Dictionnaire des mots parfaits, Belinda Cannone, Christian Doumet (par Sylvie Ferrando)
Dictionnaire des mots parfaits, Belinda Cannone, Christian Doumet, mai 2019, 216 pages, 16,90 €
Edition: Thierry Marchaisse
Après le Dictionnaire des mots manquants (2016) et le Dictionnaire des mots en trop (2017), voici le Dictionnaire des mots parfaits, troisième (et dernier ?) volume de la série. De même que le Robert ou le Larousse pourraient être qualifiés de « dictionnaires des mots parfaits objectifs », reflets de l’usage de la langue, de même cet ouvrage est un « dictionnaire des mots parfaits subjectifs », mots chéris ou préférés, choix personnel de chacun des 51 écrivains qui en forment le collectif d’auteurs.
Comment recenser un ensemble de courts articles de dictionnaire, dont les entrées sont si singulièrement propres à chaque écrivain ? Certains de ces mots offrent une résonance particulière à l’oreille du lecteur, de même que certains articles font précisément sens à la lecture : mots cratyliens, respectant l’harmonie imitative, mots sémantiques, choisis pour leur polysémie lexicale, mots syntaxiques, dépendant du contexte d’emploi, ou encore mots morphologiques, néologismes ou mots-valises, à objectif ouvertement ludique.
Ainsi, Astrophysique, et son cortège de coquelicots (Pierrette Fleutiaux), Bulle (Suzanne Doppelt), Dingularité (Max Dorra), Epatant (Lucile Bordes), Foulque (Belinda Cannone), Fulguration (Simonetta Greggio), Obsession (du portrait, Hélène Frappat), Patronyme (Marcel Benabou), Point (Jérôme Meizoz), Rhododendron (Sylvie Lemonnier), Saperlipopette (Jérôme Meizoz), Silitoe (Philippe Garnier) ont retenu mon attention, par une certaine alchimie sonore et intellectuelle.

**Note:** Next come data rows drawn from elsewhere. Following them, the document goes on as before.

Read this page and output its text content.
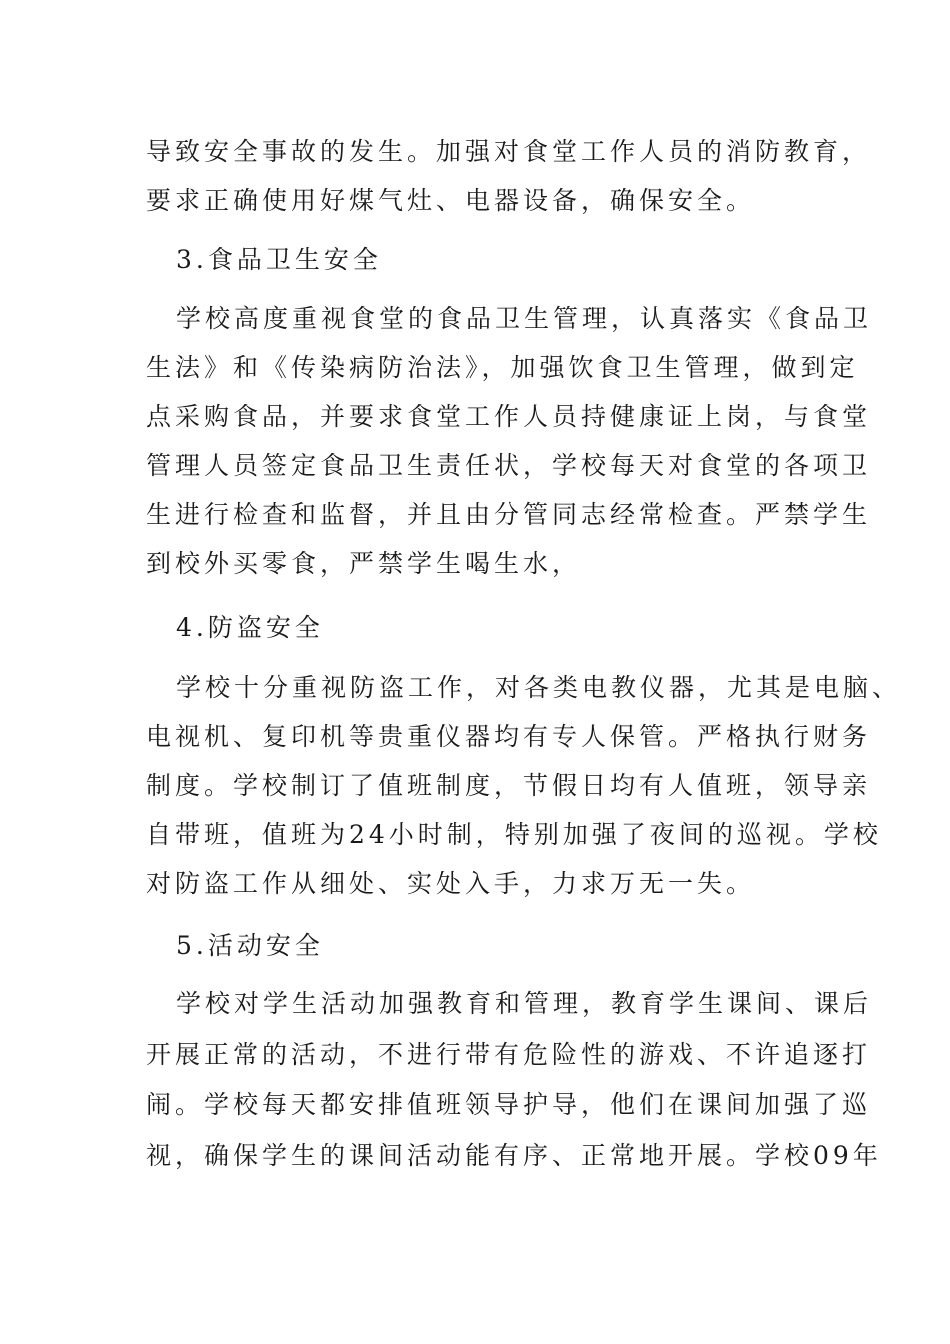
导致安全事故的发生。加强对食堂工作人员的消防教育，
要求正确使用好煤气灶、电器设备，确保安全。
3.食品卫生安全
学校高度重视食堂的食品卫生管理，认真落实《食品卫
生法》和《传染病防治法》，加强饮食卫生管理，做到定
点采购食品，并要求食堂工作人员持健康证上岗，与食堂
管理人员签定食品卫生责任状，学校每天对食堂的各项卫
生进行检查和监督，并且由分管同志经常检查。严禁学生
到校外买零食，严禁学生喝生水，
4.防盗安全
学校十分重视防盗工作，对各类电教仪器，尤其是电脑、
电视机、复印机等贵重仪器均有专人保管。严格执行财务
制度。学校制订了值班制度，节假日均有人值班，领导亲
自带班，值班为24小时制，特别加强了夜间的巡视。学校
对防盗工作从细处、实处入手，力求万无一失。
5.活动安全
学校对学生活动加强教育和管理，教育学生课间、课后
开展正常的活动，不进行带有危险性的游戏、不许追逐打
闹。学校每天都安排值班领导护导，他们在课间加强了巡
视，确保学生的课间活动能有序、正常地开展。学校09年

Dans cette sélection, trois articles seront – modestement – détaillés.
L’article Foulque, rédigé par Belinda Cannone, est emblématique parce qu’il offre une large analyse : de la phonologie du terme à son référent dans le monde (un oiseau aquatique, la foulque macroule), Belinda Cannone nous livre son expérience sonore et visuelle du mot et celle de ses rencontres avec l’oiseau in real life. Le fait que ce soit un nom d’espèce, un mot savant, délicat, n’est pas pour lui déplaire. De même que l’on s’approprie une œuvre de fiction en la lisant, en l’interprétant, voire en la réécrivant, il est possible de s’approprier un mot et de jouir de le prononcer pour nommer le monde. Cette fonction référentielle, presque déictique du terme, Belinda Cannone souffre de constater qu’elle est – selon elle – si peu partagée.
Pierrette Fleutiaux nous a quittés le 27 février 2019, peu après avoir corrigé son texte, qui prend ainsi une force émouvante. Elle « a rejoint les astres qu’elle aimait tant », selon la dédicace, alors qu’elle était engagée dans un travail, soutenu par le CNES, sur la passion d’un astrophysicien. Le terme Astrophysique « résonne clair et loin », donc « permet de garder les yeux ouverts », « éclaire notre entendement ». Pierrette Fleutiaux nous fait part de son rêve d’enfance de devenir astrophysicienne, elle qui a finalement choisi d’enseigner l’anglais. Mais, corollaire léger, gracieux et éphémère d’Astrophysique, le mot Coquelicot lui plaît aussi à la folie, parce qu’il « danse sur sa tige ». Cette association de sons, de lettres et de visions du monde lui est salutaire.
Enfin, l’article Patronyme de Marcel Benabou, membre de l’Oulipo, présente un savant florilège des termes préférés de l’auteur et de son rapport ludique aux mots et à son propre patronyme.
Sylvie Ferrando
Née en Tunisie en août 1958, Belinda Cannone est une romancière, essayiste, et maître de conférences, française. Elle enseigne la littérature comparée à l’université Caen-Normandie depuis 1998.
Né à Mâcon en 1953, Christian Doumet est un essayiste, poète, romancier et universitaire français. Il est professeur de littérature française à l’Université Paris-Sorbonne depuis 2015.